画竜点睛
秋山零士が本を拾う数日前、ホームズと呼ばれる情報屋は日本のとある喫茶店で読書をしていた。平日の昼間のためか客は少なく、少し離れた場所で主婦と思われる女性二人が談笑しているくらいであった。
「今戻りました」
ホームズの前の席に一人の男が座る。
「ワトスンか。お願いした仕事はどうだった?」
読んでいた本を閉じ、ホームズは目の前に座る男ワトスンに目を向けた。
「問題は無いです。今の所は完璧ですよ」
「それならいいんだ。予定通りならな。しかし、予定はあくまで予定であり見込みだ。気を抜くな」
「分かっています。私が足を引っ張るような事はあり得ません」
「本当にお前が居てくれて良かった。助かる」
ホームズはコーヒーを一口飲み静かに笑う。
「もったいないお言葉だ。私はあなたの掲げる思想に賛同した兵士であり、信者でもある。あなたの願いを叶えるまでは、たとえ肉片になろうともあなたの側で働き続けますよ」
「俺の現実離れした理想を聞いて笑わないのはお前ぐらいだ」
「仕方ないですよ。最も平和から離れた場所に居るあなたが、本気で世界平和を実現させようとしているなんて誰であっても疑うでしょう。だってあなたは争いで金を稼いでいるんですから。それに策略と謀略を常に張り巡らせ情報で戦場を掌握するあなたの噂を聞いて、その言葉を信じられる人なんてよほどの馬鹿か、あなた以上に情報戦に長けた天才かのどちらかでしょう」
「つまり、お前は天才だった訳だ」
「いえいえ、私の場合は結果論に過ぎませんよ。あなたが私の存在に気付き、手を差し伸べてくれたからこそ私はあなたに全てを捧げようと思っただけで、もし違う出会い方をしていたならば私はあなたの言葉を信じてはいなかった。私は幸運でしたよ」
「幸運というならば俺の方が幸運だったさ。あの戦場でお前を助けたのはそれこそ結果論でしかない。俺の敵がお前の敵だっただけ、ただそれだけだ。しかし、そのおかげでお前という人間を仲間にする事ができ、創世記を巡る争いに参加する事も出来た。偶然なのか必然なのかは分からないが、何れにしても運が良かったよ」
ホームズが言葉を発したその時であった。テーブルの上に置いてあったスマートフォンが震動する。

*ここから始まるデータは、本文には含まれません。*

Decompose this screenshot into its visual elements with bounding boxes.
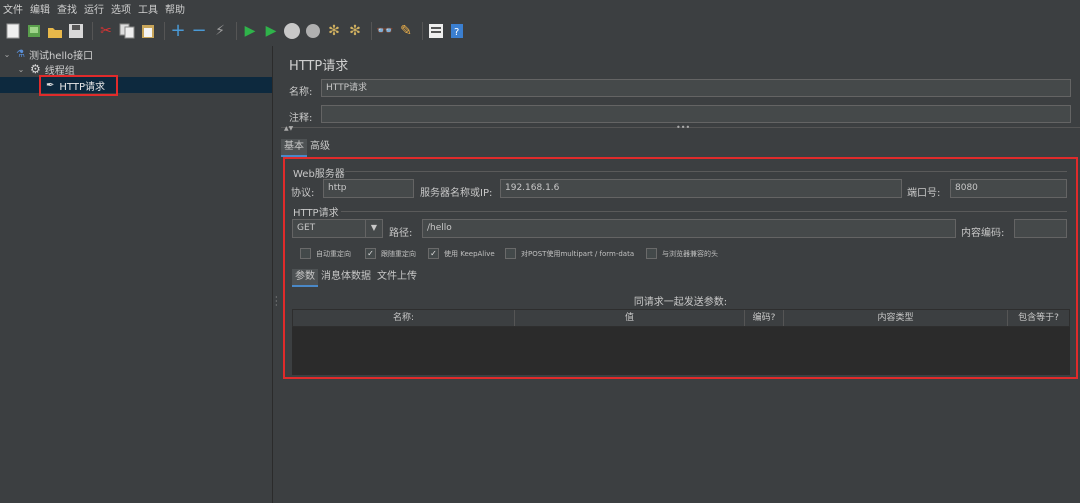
clear-icon[interactable]: ✻ <box>325 22 343 40</box>
paste-icon[interactable] <box>139 22 157 40</box>
split-pane-divider[interactable]: · · · <box>272 46 280 503</box>
start-no-pause-icon[interactable]: ▶ <box>262 22 280 40</box>
main-tabs: 基本 高级 <box>281 139 333 157</box>
toolbar-separator <box>422 22 423 40</box>
highlight-box-tree <box>39 75 118 96</box>
menu-file[interactable]: 文件 <box>0 1 27 16</box>
chevron-down-icon[interactable]: ⌄ <box>16 65 26 74</box>
toggle-icon[interactable]: ⚡ <box>211 22 229 40</box>
name-label: 名称: <box>289 87 313 98</box>
svg-text:?: ? <box>454 27 459 38</box>
shutdown-icon[interactable] <box>304 22 322 40</box>
open-icon[interactable] <box>46 22 64 40</box>
save-icon[interactable] <box>67 22 85 40</box>
reset-search-icon[interactable]: ✎ <box>397 22 415 40</box>
name-field[interactable]: HTTP请求 <box>321 79 1071 97</box>
start-icon[interactable]: ▶ <box>241 22 259 40</box>
tree-item-test-plan[interactable]: ⌄ ⚗ 测试hello接口 <box>2 46 94 62</box>
toolbar-separator <box>371 22 372 40</box>
help-icon[interactable]: ? <box>448 22 466 40</box>
comment-label: 注释: <box>289 113 313 124</box>
copy-icon[interactable] <box>118 22 136 40</box>
clear-all-icon[interactable]: ✻ <box>346 22 364 40</box>
chevron-down-icon[interactable]: ⌄ <box>2 50 12 59</box>
panel-title: HTTP请求 <box>289 59 349 74</box>
search-icon[interactable]: 👓 <box>376 22 394 40</box>
expand-icon[interactable]: + <box>169 22 187 40</box>
flask-icon: ⚗ <box>16 48 25 60</box>
function-helper-icon[interactable] <box>427 22 445 40</box>
new-icon[interactable] <box>4 22 22 40</box>
menu-options[interactable]: 选项 <box>108 1 135 16</box>
tree-item-label: 测试hello接口 <box>28 50 94 62</box>
toolbar-separator <box>92 22 93 40</box>
menu-run[interactable]: 运行 <box>81 1 108 16</box>
menu-help[interactable]: 帮助 <box>162 1 189 16</box>
menu-edit[interactable]: 编辑 <box>27 1 54 16</box>
tab-advanced[interactable]: 高级 <box>307 139 333 155</box>
gear-icon: ⚙ <box>30 62 41 76</box>
cut-icon[interactable]: ✂ <box>97 22 115 40</box>
test-plan-tree: ⌄ ⚗ 测试hello接口 ⌄ ⚙ 线程组 ✒ HTTP请求 <box>0 46 272 503</box>
comment-field[interactable] <box>321 105 1071 123</box>
highlight-box-panel <box>283 157 1078 379</box>
collapse-icon[interactable]: − <box>190 22 208 40</box>
toolbar-separator <box>236 22 237 40</box>
toolbar-separator <box>164 22 165 40</box>
menu-tools[interactable]: 工具 <box>135 1 162 16</box>
sampler-panel: HTTP请求 名称: HTTP请求 注释: ▲▼ ••• 基本 高级 Web服务… <box>281 46 1080 503</box>
toolbar: ✂ + − ⚡ ▶ ▶ ✻ ✻ 👓 ✎ ? <box>0 16 1080 46</box>
menu-search[interactable]: 查找 <box>54 1 81 16</box>
collapsible-divider[interactable]: ▲▼ ••• <box>281 123 1080 134</box>
tab-basic[interactable]: 基本 <box>281 139 307 157</box>
grip-handle: · · · <box>275 293 278 310</box>
templates-icon[interactable] <box>25 22 43 40</box>
stop-icon[interactable] <box>283 22 301 40</box>
menu-bar: 文件 编辑 查找 运行 选项 工具 帮助 <box>0 0 1080 16</box>
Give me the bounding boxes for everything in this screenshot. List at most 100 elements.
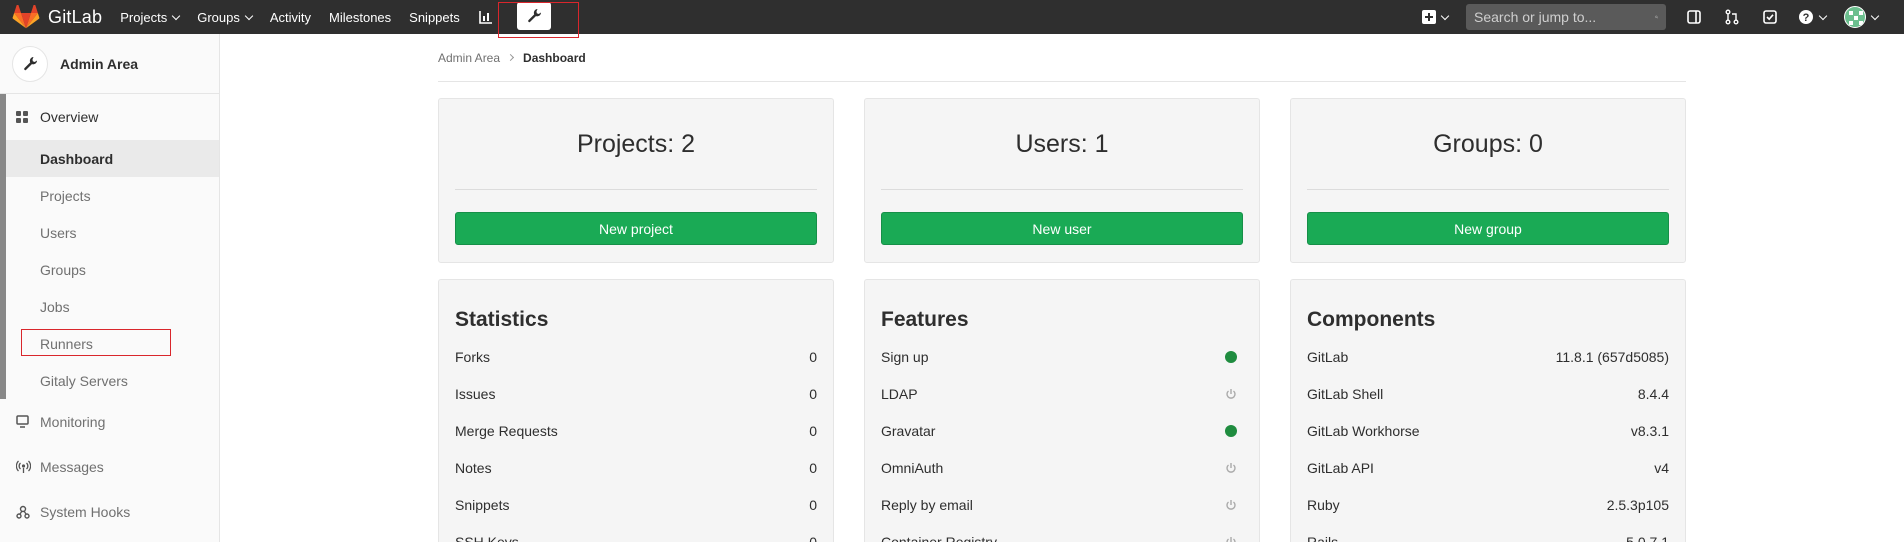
feature-label: LDAP — [881, 385, 918, 402]
new-project-button[interactable]: New project — [455, 212, 817, 245]
features-card: Features Sign up LDAP Gravatar OmniAuth … — [864, 279, 1260, 542]
chevron-down-icon — [1870, 11, 1880, 20]
components-card: Components GitLab 11.8.1 (657d5085) GitLa… — [1290, 279, 1686, 542]
sidebar-item-monitoring[interactable]: Monitoring — [0, 399, 219, 444]
broadcast-icon — [16, 460, 32, 474]
nav-groups-label: Groups — [197, 9, 240, 25]
stat-label: Forks — [455, 348, 490, 365]
feature-label: Sign up — [881, 348, 929, 365]
nav-menu: Projects Groups Activity Milestones Snip… — [120, 0, 506, 34]
component-row: Ruby 2.5.3p105 — [1307, 486, 1669, 523]
highlight-box-admin — [498, 2, 579, 38]
breadcrumb: Admin Area Dashboard — [438, 34, 1686, 82]
todos-button[interactable] — [1760, 7, 1780, 27]
stat-value: 0 — [809, 385, 817, 402]
sidebar-toggle-button[interactable] — [1684, 7, 1704, 27]
nav-snippets[interactable]: Snippets — [409, 10, 460, 25]
wrench-icon — [24, 56, 38, 70]
components-title: Components — [1307, 308, 1436, 331]
svg-text:?: ? — [1803, 12, 1810, 24]
feature-label: Reply by email — [881, 496, 973, 513]
feature-label: Gravatar — [881, 422, 936, 439]
statistics-row: Snippets 0 — [455, 486, 817, 523]
sidebar-item-overview-label: Overview — [40, 109, 99, 125]
nav-groups[interactable]: Groups — [197, 9, 254, 25]
sidebar-item-jobs-label: Jobs — [40, 298, 70, 315]
sidebar-item-users[interactable]: Users — [0, 214, 219, 251]
sidebar-item-gitaly-servers-label: Gitaly Servers — [40, 372, 128, 389]
sidebar-item-system-hooks-label: System Hooks — [40, 503, 131, 520]
component-row: GitLab API v4 — [1307, 449, 1669, 486]
merge-requests-button[interactable] — [1722, 7, 1742, 27]
nav-analytics[interactable] — [478, 9, 494, 25]
sidebar-item-messages[interactable]: Messages — [0, 444, 219, 489]
component-label: GitLab Workhorse — [1307, 422, 1420, 439]
stat-value: 0 — [809, 348, 817, 365]
statistics-title: Statistics — [455, 308, 549, 331]
feature-row: LDAP — [881, 375, 1243, 412]
sidebar-item-projects-label: Projects — [40, 187, 91, 204]
plus-square-icon — [1422, 10, 1436, 24]
breadcrumb-admin-area[interactable]: Admin Area — [438, 51, 500, 65]
brand-name: GitLab — [48, 6, 103, 27]
search-box[interactable] — [1466, 4, 1666, 30]
stat-label: SSH Keys — [455, 533, 519, 542]
component-label: GitLab Shell — [1307, 385, 1384, 402]
chevron-down-icon — [1818, 11, 1828, 20]
highlight-box-runners — [21, 329, 171, 356]
new-user-button[interactable]: New user — [881, 212, 1243, 245]
sidebar-item-overview[interactable]: Overview — [0, 94, 219, 140]
sidebar-item-gitaly-servers[interactable]: Gitaly Servers — [0, 362, 219, 399]
user-menu-dropdown[interactable] — [1844, 6, 1880, 28]
sidebar-item-users-label: Users — [40, 224, 77, 241]
sidebar-item-groups-label: Groups — [40, 261, 86, 278]
nav-activity[interactable]: Activity — [270, 10, 311, 25]
search-input[interactable] — [1474, 9, 1655, 25]
gitlab-logo-icon — [12, 5, 40, 29]
feature-row: Sign up — [881, 338, 1243, 375]
feature-label: Container Registry — [881, 533, 997, 542]
search-icon[interactable] — [1655, 10, 1658, 24]
avatar — [1844, 6, 1866, 28]
new-dropdown[interactable] — [1422, 10, 1450, 24]
sidebar-item-messages-label: Messages — [40, 458, 104, 475]
component-row: GitLab 11.8.1 (657d5085) — [1307, 338, 1669, 375]
nav-milestones[interactable]: Milestones — [329, 10, 391, 25]
feature-row: Container Registry — [881, 523, 1243, 542]
power-off-icon — [1224, 535, 1238, 542]
statistics-card: Statistics Forks 0 Issues 0 Merge Requests… — [438, 279, 834, 542]
status-enabled-icon — [1225, 350, 1237, 363]
component-version: 11.8.1 (657d5085) — [1555, 348, 1669, 365]
new-group-button[interactable]: New group — [1307, 212, 1669, 245]
sidebar-item-groups[interactable]: Groups — [0, 251, 219, 288]
help-dropdown[interactable]: ? — [1798, 9, 1828, 25]
sidebar-item-jobs[interactable]: Jobs — [0, 288, 219, 325]
chevron-down-icon — [244, 11, 254, 20]
sidebar-item-dashboard[interactable]: Dashboard — [0, 140, 219, 177]
users-count-card: Users: 1 New user — [864, 98, 1260, 263]
breadcrumb-dashboard[interactable]: Dashboard — [523, 51, 586, 65]
groups-count-title: Groups: 0 — [1307, 99, 1669, 190]
nav-projects[interactable]: Projects — [120, 10, 181, 25]
sidebar-item-projects[interactable]: Projects — [0, 177, 219, 214]
sidebar-item-monitoring-label: Monitoring — [40, 413, 106, 430]
component-version: 2.5.3p105 — [1606, 496, 1669, 513]
nav-milestones-label: Milestones — [329, 9, 392, 25]
sidebar-header[interactable]: Admin Area — [0, 34, 219, 94]
stat-label: Notes — [455, 459, 492, 476]
main-content: Admin Area Dashboard Projects: 2 New pro… — [438, 34, 1686, 542]
question-icon: ? — [1799, 10, 1813, 24]
admin-sidebar: Admin Area Overview Dashboard Projects U… — [0, 34, 220, 542]
power-off-icon — [1224, 387, 1238, 401]
merge-request-icon — [1725, 9, 1739, 25]
admin-area-avatar — [12, 45, 48, 82]
component-label: Ruby — [1307, 496, 1340, 513]
stat-label: Issues — [455, 385, 496, 402]
identicon-icon — [1849, 11, 1863, 25]
sidebar-item-system-hooks[interactable]: System Hooks — [0, 489, 219, 534]
status-enabled-icon — [1225, 424, 1237, 437]
nav-activity-label: Activity — [269, 9, 312, 25]
gitlab-home-link[interactable]: GitLab — [12, 0, 102, 34]
top-navbar: GitLab Projects Groups Activity Mileston… — [0, 0, 1904, 38]
component-version: 5.0.7.1 — [1626, 533, 1669, 542]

ホームズはそれを一瞥し手に取ると、数十秒だけ会話をして電話を切る。
「西条ですか?」と、ワトスンは尋ねる。
「あぁ。そろそろ俺も隠れ家に向かわなければいけない時間のようだ」
コーヒーを飲み干したホームズは腕に巻かれた時計を見た。
「予定より少し早いですね」
「西条最上とはそういう男だ。まあそっちは気にしなくて大丈夫さ。手綱は握っている。それよりもワトスン、君もそろそろ行かなくてはいけないだろう。あのお嬢様も鋭い人間だ。十分に気をつけろ」
「了解ですマスター」
言い残し、ワトスンは店を後にした。そしてホームズも西条最上が訪れるであろう隠れ家に向かって歩き出したのであった。